HAA terminated its relationship with the club in May 2015, when the leadership issue was not resolved, and now recognises the Harvard University Alumni Association of Singapore as the official Harvard alumni club here.

These details emerged from a trademarks registrar's decision grounds released last week arising from Harvard University's bid to register two trademarks and the Singapore club's objections to the move.

The President and Fellows of Harvard College, which constitutes Harvard University, had sought to register "Harvard Club of Singapore" and "Harvard University Club of Singapore" under the Trade Marks Act in December 2014.

DECISION GROUNDS

What the applicant could give, it could also take away (or indeed give another). There was no usurpation or surrender of rights.

MR GABRIEL ONG SHENG LI, Principal Assistant Registrar of Trade Marks. The applicant, Harvard University, sought to register two trademarks in Singapore, which the Harvard Club of Singapore - formed in May 1969 and whose trademark licence lasted till May 29, 2015 - objected to. Mr Ong allowed the university's applications to proceed to registration.

The Singapore club objected, arguing it was an act of bad faith by the university against the club, as well as an attempt to pass off "goodwill" that had been built by the club over decades.

Both parties agreed before Mr Gabriel Ong Sheng Li, Principal Assistant Registrar of Trade Marks, that the applicant-university owned registrations for various trademarks in Singapore, including "Harvard", and that the goodwill attached to the Harvard name and mark also belonged to it.

But the club's lawyer, Mr Wun Rizwi, argued this did not mean it was entitled to the goodwill of all variations of trademarks that contained the name Harvard. He added the club owned the goodwill attached to its full name, based on its use of Harvard Club of Singapore since 1969, when it was registered as a society. This, among other things, justified its right to prevent others, including the applicant, from registering the mark.

But Harvard University, represented by lawyers Vithyashree and Jonathan Liang, countered that it ultimately owned all of this goodwill.

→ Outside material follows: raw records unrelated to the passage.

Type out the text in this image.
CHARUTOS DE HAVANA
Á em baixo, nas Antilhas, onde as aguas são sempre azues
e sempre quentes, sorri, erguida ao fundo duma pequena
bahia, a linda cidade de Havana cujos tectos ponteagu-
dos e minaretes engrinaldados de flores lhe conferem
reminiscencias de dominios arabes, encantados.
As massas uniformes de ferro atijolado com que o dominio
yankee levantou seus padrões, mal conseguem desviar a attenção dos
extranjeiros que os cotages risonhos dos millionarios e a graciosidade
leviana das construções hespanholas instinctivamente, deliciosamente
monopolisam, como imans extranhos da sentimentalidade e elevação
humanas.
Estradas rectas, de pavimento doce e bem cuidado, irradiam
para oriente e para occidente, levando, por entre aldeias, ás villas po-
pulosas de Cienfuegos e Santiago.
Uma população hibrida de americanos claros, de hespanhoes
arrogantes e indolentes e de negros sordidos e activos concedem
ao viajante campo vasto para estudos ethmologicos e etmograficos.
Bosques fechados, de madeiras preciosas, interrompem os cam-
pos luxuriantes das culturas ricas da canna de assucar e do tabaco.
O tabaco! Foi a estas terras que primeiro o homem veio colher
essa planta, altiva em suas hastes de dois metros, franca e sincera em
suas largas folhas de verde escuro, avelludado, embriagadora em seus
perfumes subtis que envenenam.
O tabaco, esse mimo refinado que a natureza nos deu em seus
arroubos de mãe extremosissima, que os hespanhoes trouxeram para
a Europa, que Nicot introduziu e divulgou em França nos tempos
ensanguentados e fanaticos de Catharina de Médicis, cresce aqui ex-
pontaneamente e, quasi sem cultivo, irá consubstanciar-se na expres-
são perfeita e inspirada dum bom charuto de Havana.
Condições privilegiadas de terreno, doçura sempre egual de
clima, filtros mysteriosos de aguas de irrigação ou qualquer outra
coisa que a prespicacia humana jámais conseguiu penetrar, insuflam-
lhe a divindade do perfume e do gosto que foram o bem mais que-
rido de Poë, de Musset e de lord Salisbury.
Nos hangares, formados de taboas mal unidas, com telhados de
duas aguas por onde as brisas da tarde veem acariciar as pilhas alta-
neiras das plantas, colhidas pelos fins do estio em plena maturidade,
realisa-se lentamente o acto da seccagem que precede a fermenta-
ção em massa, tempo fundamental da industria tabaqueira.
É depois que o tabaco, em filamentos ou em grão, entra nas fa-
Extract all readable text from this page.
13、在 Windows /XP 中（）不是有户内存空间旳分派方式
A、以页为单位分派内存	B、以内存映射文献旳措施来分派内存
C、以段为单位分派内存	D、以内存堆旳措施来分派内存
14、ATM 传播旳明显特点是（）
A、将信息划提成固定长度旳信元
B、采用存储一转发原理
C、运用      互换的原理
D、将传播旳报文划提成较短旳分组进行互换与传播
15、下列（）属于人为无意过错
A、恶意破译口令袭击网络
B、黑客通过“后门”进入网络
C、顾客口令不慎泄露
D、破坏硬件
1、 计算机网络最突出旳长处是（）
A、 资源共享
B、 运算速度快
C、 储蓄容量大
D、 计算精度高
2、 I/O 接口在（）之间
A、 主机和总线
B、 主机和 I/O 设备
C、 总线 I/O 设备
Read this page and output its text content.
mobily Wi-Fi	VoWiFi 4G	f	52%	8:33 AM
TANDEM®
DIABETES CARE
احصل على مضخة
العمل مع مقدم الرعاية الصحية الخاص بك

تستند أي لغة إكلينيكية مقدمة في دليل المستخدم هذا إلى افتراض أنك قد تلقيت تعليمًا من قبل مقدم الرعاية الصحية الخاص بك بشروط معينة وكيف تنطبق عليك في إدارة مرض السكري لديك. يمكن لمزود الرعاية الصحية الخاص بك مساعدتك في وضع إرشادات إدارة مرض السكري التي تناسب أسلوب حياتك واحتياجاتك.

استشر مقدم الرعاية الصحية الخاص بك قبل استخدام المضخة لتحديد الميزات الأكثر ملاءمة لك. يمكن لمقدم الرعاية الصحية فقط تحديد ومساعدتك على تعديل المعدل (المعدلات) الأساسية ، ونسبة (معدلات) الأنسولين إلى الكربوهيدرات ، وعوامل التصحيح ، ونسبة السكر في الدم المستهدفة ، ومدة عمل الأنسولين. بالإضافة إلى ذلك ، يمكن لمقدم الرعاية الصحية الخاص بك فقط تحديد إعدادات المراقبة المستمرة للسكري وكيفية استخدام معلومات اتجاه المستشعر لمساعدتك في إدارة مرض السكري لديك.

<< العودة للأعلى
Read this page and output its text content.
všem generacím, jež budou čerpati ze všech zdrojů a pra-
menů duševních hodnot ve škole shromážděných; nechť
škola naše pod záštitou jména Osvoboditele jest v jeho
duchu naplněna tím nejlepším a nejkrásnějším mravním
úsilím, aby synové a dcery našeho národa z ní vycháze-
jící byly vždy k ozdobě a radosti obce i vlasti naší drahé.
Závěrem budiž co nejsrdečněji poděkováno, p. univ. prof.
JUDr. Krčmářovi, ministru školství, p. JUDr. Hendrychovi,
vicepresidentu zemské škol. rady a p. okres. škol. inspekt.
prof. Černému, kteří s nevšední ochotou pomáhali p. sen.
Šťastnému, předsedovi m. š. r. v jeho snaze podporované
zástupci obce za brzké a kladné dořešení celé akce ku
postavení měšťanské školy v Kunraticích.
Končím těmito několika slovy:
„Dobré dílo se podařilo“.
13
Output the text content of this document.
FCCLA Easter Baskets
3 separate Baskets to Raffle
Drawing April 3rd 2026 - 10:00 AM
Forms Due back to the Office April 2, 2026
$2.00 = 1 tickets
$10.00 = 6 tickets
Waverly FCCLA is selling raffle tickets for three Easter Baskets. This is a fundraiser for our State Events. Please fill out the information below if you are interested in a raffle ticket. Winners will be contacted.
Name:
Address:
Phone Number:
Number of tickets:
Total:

They said that while each authorised Harvard Club may operate independently, each is a trademark licensee of the university.

The law is clear that the goodwill generated in connection with the licensed name or mark would belong to the licensor, they added.

Mr Ong agreed the parties were in a licensor-licensee relationship and the trademark licence spawned in May 1969 lasted till May 29, 2015.

He said this licence agreement gave the opponent the right to use the university's trademarks, including among other things "Harvard" and "Harvard Club".

Mr Ong made clear there was no evidence the university had any registered trademarks in Singapore in 1969, but this did not undermine his finding of a licensor-licensee relationship as the term "trademark licence" is wide enough to encompass common law rights as well.

He said the implied trademark licence granted by the university enabled the opponent to make use of "Harvard" and "Harvard Club" without being accused of "passing off". He found the club had no goodwill with which to support an action of passing off against the university.

 

He also found that the HAA had not acted in bad faith, disagreeing with the club's stance that the application was designed to pressure the president in 2014 to comply with the HAA's demands to step down, as well as interfere with the club's activities and usurp its role as a club for Harvard alumni in Singapore.

Mr Ong noted the club was not a commercial licensee. "What the applicant could give, it could also take away (or indeed give another). There was no usurpation or surrender of rights."

He allowed the university's applications to proceed to registration.

It is understood the club is considering an appeal against the decision.